FAQ for Parents
How should I support my son in his discernment of the priesthood?
The main thing is to be understanding and encouraging. Ask him how you can assist and support him. This question alone will mean so much to your son, and will reveal your unconditional love to him as he strives to pursue the Lord’s will.
Respect his privacy and ask him whether you should keep his discernment confidential for the moment.
It would be helpful – both to you and to him – if you were learn more about his vocation. There are many useful resources on this website to learn more about discernment, seminary life, and the priesthood.
Most of all, pray for him! Give thanks to God for his life and ask the Lord to assist him with the grace of clarity and courage in following his vocation.
How long would his formation take?
Depending on his age and educational background, it will take between four and eight years to become a priest. One of the main reasons why it takes so long to become a priest, aside from all the intellectual formation that is needed, is to give a man plenty of time to ensure that it is the right path for him.
What would be my financial responsibility for his college education or formation?
It is the intention of the Archdiocese that, whenever possible, financial considerations would never prevent a man from pursuing a call to the priesthood. However, for seminary acceptance, it is encouraged that a seminary candidate has a limited amount of debt incurred from college. The Archdiocese of St. Paul and Minneapolis Office of Vocations encourages men discerning seminary with significant college debt to enquire with the Laboure Society.
For college seminary, the Archdiocese pays room and board for each archdiocesan seminarian. For Theology seminarians, the Archdiocese pays seminary, room, board, tuition and any required fees on behalf of each seminary. Any additional costs are the responsibility of the seminarian, including the cost of books.
How often will I see him?
If your son’s discernment leads him to enter seminary, his departure will be similar to a son leaving home to attend college or to enlist in the military. There will be an inevitable transition period for each of you. He will most likely make visits home during Thanksgiving, Christmas, and over the summer vacation each year. Throughout his formation in seminary, he will be encouraged to maintain and develop family relationships through periodic visits and by frequent communication.
Will he be happy? Will he be lonely?
The overwhelming majority of priests are extremely happy in their vocations. Why? Because they are doing what the Lord intended for their lives. Most priests will cite administering the Sacraments, preaching the Word, and helping people and their families as great sources of satisfaction. Ultimately, the source of happiness for any child of God is his or her relationship with Jesus Christ and the priest is given the privilege of acting in the person of Christ at key moments in the life of the Church. Studies consistently show that priests are very happy in their ministry, in far higher percentages than those studied in virtually any other life work. One recent and exhaustive study of the priesthood was done by Msgr. Stephen Rossetti, who published his findings in the very readable Why Priests Are Happy: A Study of the Psychological and Spiritual Health of Priests.

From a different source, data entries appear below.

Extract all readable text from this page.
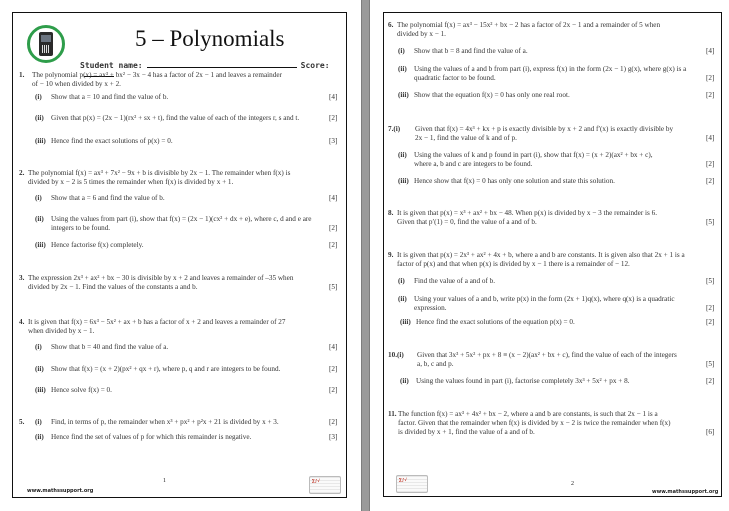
5 – Polynomials
Student name:	Score:
1. The polynomial p(x) = ax³ + bx² − 3x − 4 has a factor of 2x − 1 and leaves a remainder
of − 10 when divided by x + 2.
(i) Show that a = 10 and find the value of b.	[4]
(ii) Given that p(x) = (2x − 1)(rx² + sx + t), find the value of each of the integers r, s and t.	[2]
(iii) Hence find the exact solutions of p(x) = 0.	[3]
2. The polynomial f(x) = ax³ + 7x² − 9x + b is divisible by 2x − 1. The remainder when f(x) is
divided by x − 2 is 5 times the remainder when f(x) is divided by x + 1.
(i) Show that a = 6 and find the value of b.	[4]
(ii) Using the values from part (i), show that f(x) = (2x − 1)(cx² + dx + e), where c, d and e are
integers to be found.	[2]
(iii) Hence factorise f(x) completely.	[2]
3. The expression 2x³ + ax² + bx − 30 is divisible by x + 2 and leaves a remainder of –35 when
divided by 2x − 1. Find the values of the constants a and b.	[5]
4. It is given that f(x) = 6x³ − 5x² + ax + b has a factor of x + 2 and leaves a remainder of 27
when divided by x − 1.
(i) Show that b = 40 and find the value of a.	[4]
(ii) Show that f(x) = (x + 2)(px² + qx + r), where p, q and r are integers to be found.	[2]
(iii) Hence solve f(x) = 0.	[2]
5. (i) Find, in terms of p, the remainder when x³ + px² + p²x + 21 is divided by x + 3.	[2]
(ii) Hence find the set of values of p for which this remainder is negative.	[3]
1
www.mathssupport.org
∑∫√
6. The polynomial f(x) = ax³ − 15x² + bx − 2 has a factor of 2x − 1 and a remainder of 5 when
divided by x − 1.
(i) Show that b = 8 and find the value of a.	[4]
(ii) Using the values of a and b from part (i), express f(x) in the form (2x − 1) g(x), where g(x) is a
quadratic factor to be found.	[2]
(iii) Show that the equation f(x) = 0 has only one real root.	[2]
7.(i) Given that f(x) = 4x³ + kx + p is exactly divisible by x + 2 and f′(x) is exactly divisible by
2x − 1, find the value of k and of p.	[4]
(ii) Using the values of k and p found in part (i), show that f(x) = (x + 2)(ax² + bx + c),
where a, b and c are integers to be found.	[2]
(iii) Hence show that f(x) = 0 has only one solution and state this solution.	[2]
8. It is given that p(x) = x³ + ax² + bx − 48. When p(x) is divided by x − 3 the remainder is 6.
Given that p′(1) = 0, find the value of a and of b.	[5]
9. It is given that p(x) = 2x³ + ax² + 4x + b, where a and b are constants. It is given also that 2x + 1 is a
factor of p(x) and that when p(x) is divided by x − 1 there is a remainder of − 12.
(i) Find the value of a and of b.	[5]
(ii) Using your values of a and b, write p(x) in the form (2x + 1)q(x), where q(x) is a quadratic
expression.	[2]
(iii) Hence find the exact solutions of the equation p(x) = 0.	[2]
10.(i) Given that 3x³ + 5x² + px + 8 ≡ (x − 2)(ax² + bx + c), find the value of each of the integers
a, b, c and p.	[5]
(ii) Using the values found in part (i), factorise completely 3x³ + 5x² + px + 8.	[2]
11. The function f(x) = ax³ + 4x² + bx − 2, where a and b are constants, is such that 2x − 1 is a
factor. Given that the remainder when f(x) is divided by x − 2 is twice the remainder when f(x)
is divided by x + 1, find the value of a and of b.	[6]
∑∫√
2
www.mathssupport.org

It is important to keep in mind that there is a difference between aloneness and loneliness. In the life of a priest, moments of solitude or aloneness are required for prayer, reflection, homily preparation, and rest. Many priests experience aloneness without feeling lonely. Further, in the midst of his ministry, a priest interacts with hundreds of individuals a week, and many life-giving friendships are enjoyed.
Still, no vocation, even marriage, is immune to loneliness. Therefore, a priest must always be vigilant in maintaining healthy relationships with family, friends, brother priests, religious brothers and sisters and parishioners.
What if he leaves the seminary?
It is possible that your son could spend as few as five days or as many as a five years in seminary and discern that the priesthood is not for him. There is nothing shameful about withdrawing from a program for this reason. The time spent in formation should never be considered a waste. Your son will have grown in holiness, self-awareness, and in personal maturity through the entire process of discernment and his time in formation.